Além da atenção salarial das polícias serem inadequadas pelos riscos intrínsecos a sua profissão, o custo de vida no estado, torna o trabalho do policial ainda mais desvantajoso. O índice de criminalidade num dado estado também é outro requisito que avalia a eficiência das instituições policiais. Algumas destas instituições demonstram-se orgulhosas por ser uma das mais que mais prende pessoas no país. No entanto, isto jamais pode ser considerado um motivo de orgulho.

Orgulho seria se não houvesse a necessidade de prender. Mais um dado que tem demonstrado a inversão de valores em nossa sociedade. Enquanto o Governo do estado de São Paulo manter uma política de segurança pública criminalizadora e resistente a uma maior integração com o Governo Federal, as soluções apresentadas terão pouca durabilidade e eficiência. O Sistema Automatizado de Identificação de Impressão Digitais (AFIS) da Polícia Federal, que está sendo ampliado para as 27 unidades federativas, constitui um importante passo para a troca de informações entre as instituições policiais. Ao criar um banco de dados para pesquisas, os policiais poderão colher a digital no local de um crime, confrontando um documento considerado suspeito ou prender pessoas em delito numa barreira policial.
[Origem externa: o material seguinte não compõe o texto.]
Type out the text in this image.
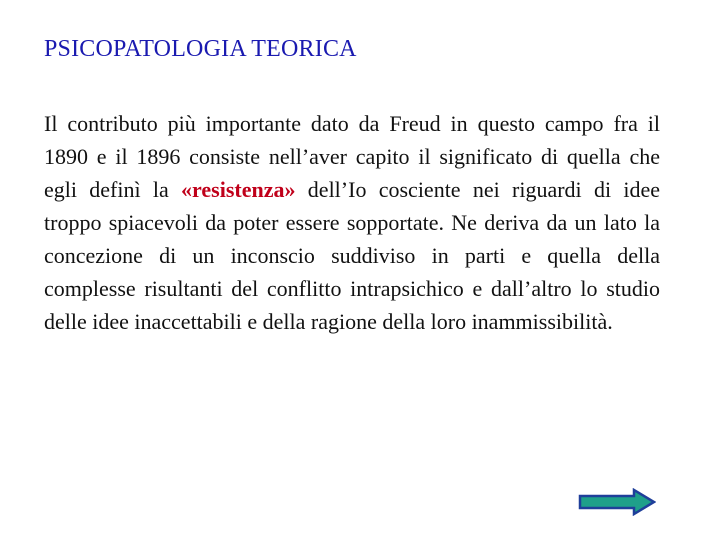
PSICOPATOLOGIA TEORICA

Il contributo più importante dato da Freud in questo campo fra il 1890 e il 1896 consiste nell’aver capito il significato di quella che egli definì la «resistenza» dell’Io cosciente nei riguardi di idee troppo spiacevoli da poter essere sopportate. Ne deriva da un lato la concezione di un inconscio suddiviso in parti e quella della complesse risultanti del conflitto intrapsichico e dall’altro lo studio delle idee inaccettabili e della ragione della loro inammissibilità.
Não há dúvida de que o trabalho isolado de cada instituição policial não gera, com eficiência e prontidão, os resultados que a sociedade aguarda.
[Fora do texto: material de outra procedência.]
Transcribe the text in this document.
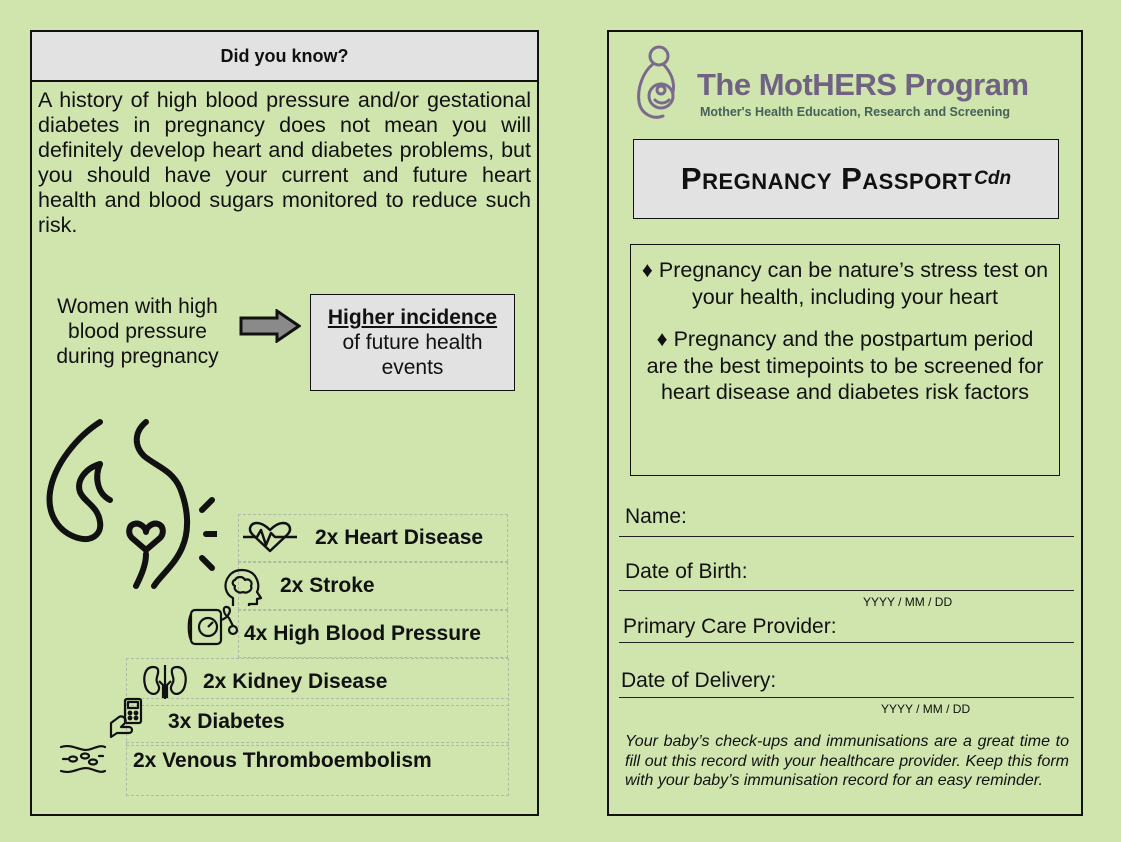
Did you know?
A history of high blood pressure and/or gestational diabetes in pregnancy does not mean you will definitely develop heart and diabetes problems, but you should have your current and future heart health and blood sugars monitored to reduce such risk.
Women with high blood pressure during pregnancy
Higher incidence
of future health events
2x Heart Disease
2x Stroke
4x High Blood Pressure
2x Kidney Disease
3x Diabetes
2x Venous Thromboembolism
The MotHERS Program
Mother's Health Education, Research and Screening
Pregnancy Passport Cdn
♦ Pregnancy can be nature’s stress test on your health, including your heart
♦ Pregnancy and the postpartum period are the best timepoints to be screened for heart disease and diabetes risk factors
Name:
Date of Birth:
YYYY / MM / DD
Primary Care Provider:
Date of Delivery:
YYYY / MM / DD
Your baby’s check-ups and immunisations are a great time to fill out this record with your healthcare provider. Keep this form with your baby’s immunisation record for an easy reminder.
Assistimos diariamente na mídia diversos casos de policiais mal preparados para lidar com os problemas da segurança pública, no entanto, os problemas estão muito mais relacionados à formação educacional do que ao despreparo operacional. Intensificar o processo de criminalização e extermínio, em especial, em áreas abastadas dos estados não é solução temporária ou definitiva para as políticas de Segurança Pública. De novo: não é o índice de criminalização ou mesmo de extermínio que define o quão eficiente são as forças de segurança pública!

Em função dos anos de abandono do aparato da Segurança Pública pelo Governo Federal e do próprio papel repressor das polícias, junto ao Exército Brasileiro, durante o regime militar, as instituições policiais ficaram estigmatizadas como entidades de repressão e; portanto, ainda hoje, mal vistas pela sociedade. Talvez, aí, haja uma crise de identidade que precisa, urgentemente, ser superada. O papel das policias no combate ao crime organizado e ao tráfico de drogas, por exemplo, é inédito na história destas instituições.
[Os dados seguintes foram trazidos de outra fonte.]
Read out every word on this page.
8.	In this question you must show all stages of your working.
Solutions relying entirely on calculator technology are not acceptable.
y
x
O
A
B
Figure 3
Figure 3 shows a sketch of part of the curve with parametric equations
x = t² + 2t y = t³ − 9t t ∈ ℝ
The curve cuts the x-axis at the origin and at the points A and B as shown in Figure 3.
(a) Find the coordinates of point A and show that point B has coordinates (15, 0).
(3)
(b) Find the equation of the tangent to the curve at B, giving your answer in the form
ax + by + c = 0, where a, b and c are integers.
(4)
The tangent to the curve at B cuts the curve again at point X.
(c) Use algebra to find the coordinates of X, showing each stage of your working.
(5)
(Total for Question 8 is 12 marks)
Justamente por isso, a farda ou o uniforme não deve ser utilizado para segregar o policial da sociedade, pelo contrário, aproximá-la. A política de pacificação é um processo de longo prazo que, somente, terá êxito, quando policiais e civis se reconciliarem. É preciso que a sociedade confie em seu policial para que este tenha êxito em sua missão constitucional. Quanto mais formação educacional, mais policiais preparados para lidar com os novos desafios da Segurança Pública teremos. Além de policiais com noções de direitos humanos, sociologia, história e racionalidade jurídica, a sociedade exige que os seus policiais sejam também mais críticos, mais reflexivos, mais conscientes da sua realidade social.

De novo: é dela que se originam! Seu dever é preservar a vida e não tirá-la. Uma solução a médio e longo prazo que pode ser adotada é condicionar o ingresso à polícia via ensino superior. Na Polícia Militar do Distrito Federal, por exemplo, para ser soldado da PM tem que ter ensino superior completo. O soldo de um soldado de 1ª classe da PMDF é superior a R$4.000,00. O custo de vista no DF é alto e o índice de criminalidade na capital nacional também, no entanto, o policial tem qualificação educacional e operacional para estar altura de suas funções constitucionais e dos desafios que o novo século lhe impõe. Cabe ao Poder Judiciário tomar as devidas medidas para que este cidadão seja ressocializado. Desta forma, as polícias e os magistrados, embora tenham o mesmo objetivo, garantir a lei e a ordem pública, exercem funções institucionais diferentes na sociedade e merecem ser desmembradas.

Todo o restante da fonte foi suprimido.